2016-09-02

#AstroHackWeek, day five

Last day of #AstroHackWeek! What a week it has been, for me, anyway. So many projects. In the final wrap-up session, I was just blown away by each hack and accomplishment. You can get some feel for it at the hackpad. That site is subject to change and editing, so it isn't a static result, but you should still get a sense of the awesome.

In the wrap-up, Matt Mechtley (ASU) surprised me by showing that our molecular reconstruction does not depend extremely sensitively on the assumption that the molecules are viewed from an isotropic direction distribution! That is, he generated data with a (very strong) dipole pattern in the direction distribution, not aligned with any symmetry of the molecule, and we still reconstruct well. That bodes very well for the method.

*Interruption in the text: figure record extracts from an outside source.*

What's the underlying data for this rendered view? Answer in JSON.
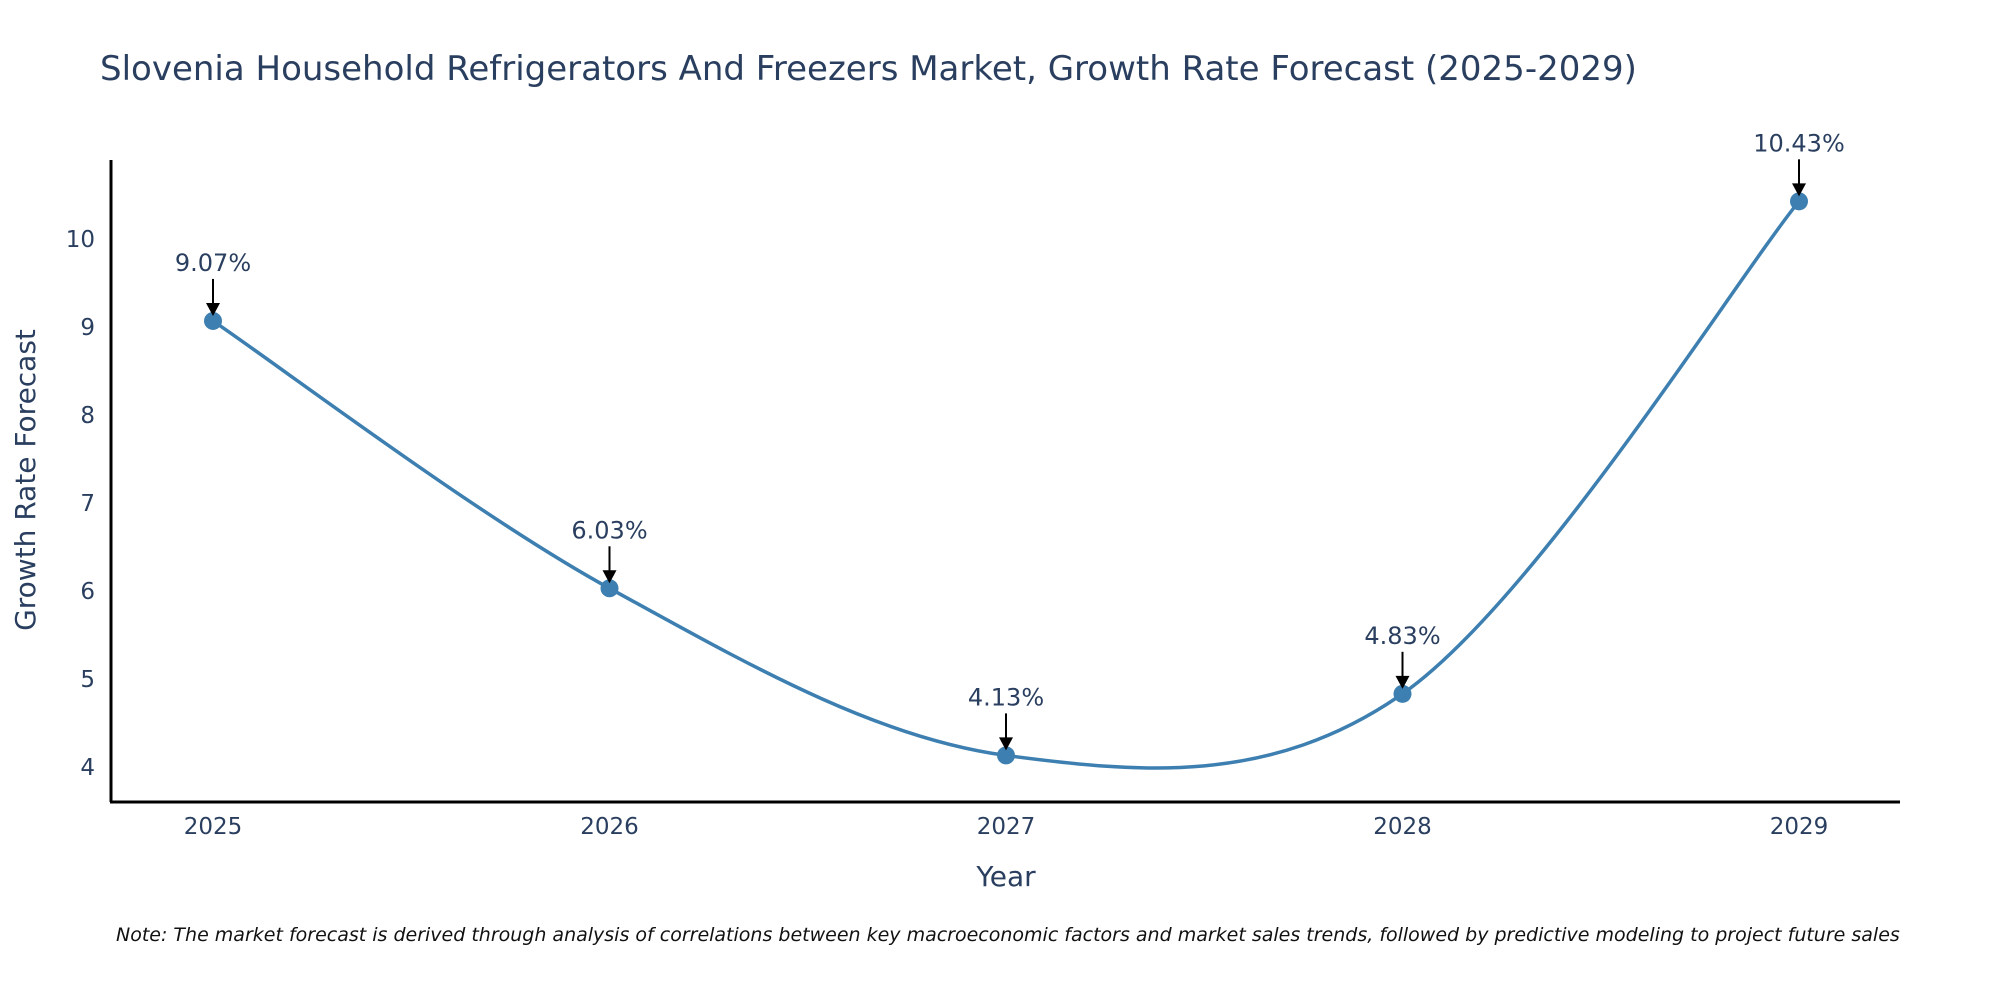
{
  "chart_data": {
    "type": "line",
    "title": "Slovenia Household Refrigerators And Freezers Market, Growth Rate Forecast (2025-2029)",
    "xlabel": "Year",
    "ylabel": "Growth Rate Forecast",
    "categories": [
      "2025",
      "2026",
      "2027",
      "2028",
      "2029"
    ],
    "values": [
      9.07,
      6.03,
      4.13,
      4.83,
      10.43
    ],
    "data_labels": [
      "9.07%",
      "6.03%",
      "4.13%",
      "4.83%",
      "10.43%"
    ],
    "y_ticks": [
      4,
      5,
      6,
      7,
      8,
      9,
      10
    ],
    "y_tick_labels": [
      "4",
      "5",
      "6",
      "7",
      "8",
      "9",
      "10"
    ],
    "ylim": [
      3.6,
      10.9
    ],
    "line_shape": "spline",
    "grid": false,
    "note": "Note: The market forecast is derived through analysis of correlations between key macroeconomic factors and market sales trends, followed by predictive modeling to project future sales",
    "colors": {
      "line": "#3d7fb0",
      "marker": "#3d7fb0",
      "arrow": "#000000",
      "text": "#2a3f5f"
    }
  }
}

Earlier in the day, I discussed with Dalya Baron (TAU) what directions to move in on the molecular imaging project. She decided to move the model towards the proper diffraction imaging model, with the photons generated not by the molecule directly in real space but by the squared norm of the Fourier Transform of the molecule. Because our methodology depends on having correct, analytic derivatives of a marginalized likelihood, this requires taking our derivatives through a sum of products of Fourier Transformed basis functions and their complex conjugates. Oddly, Baron wants to figure that out and code it up! (Oh, and unit tests, of course.) I'm impressed, and excited about the results. Watch this space.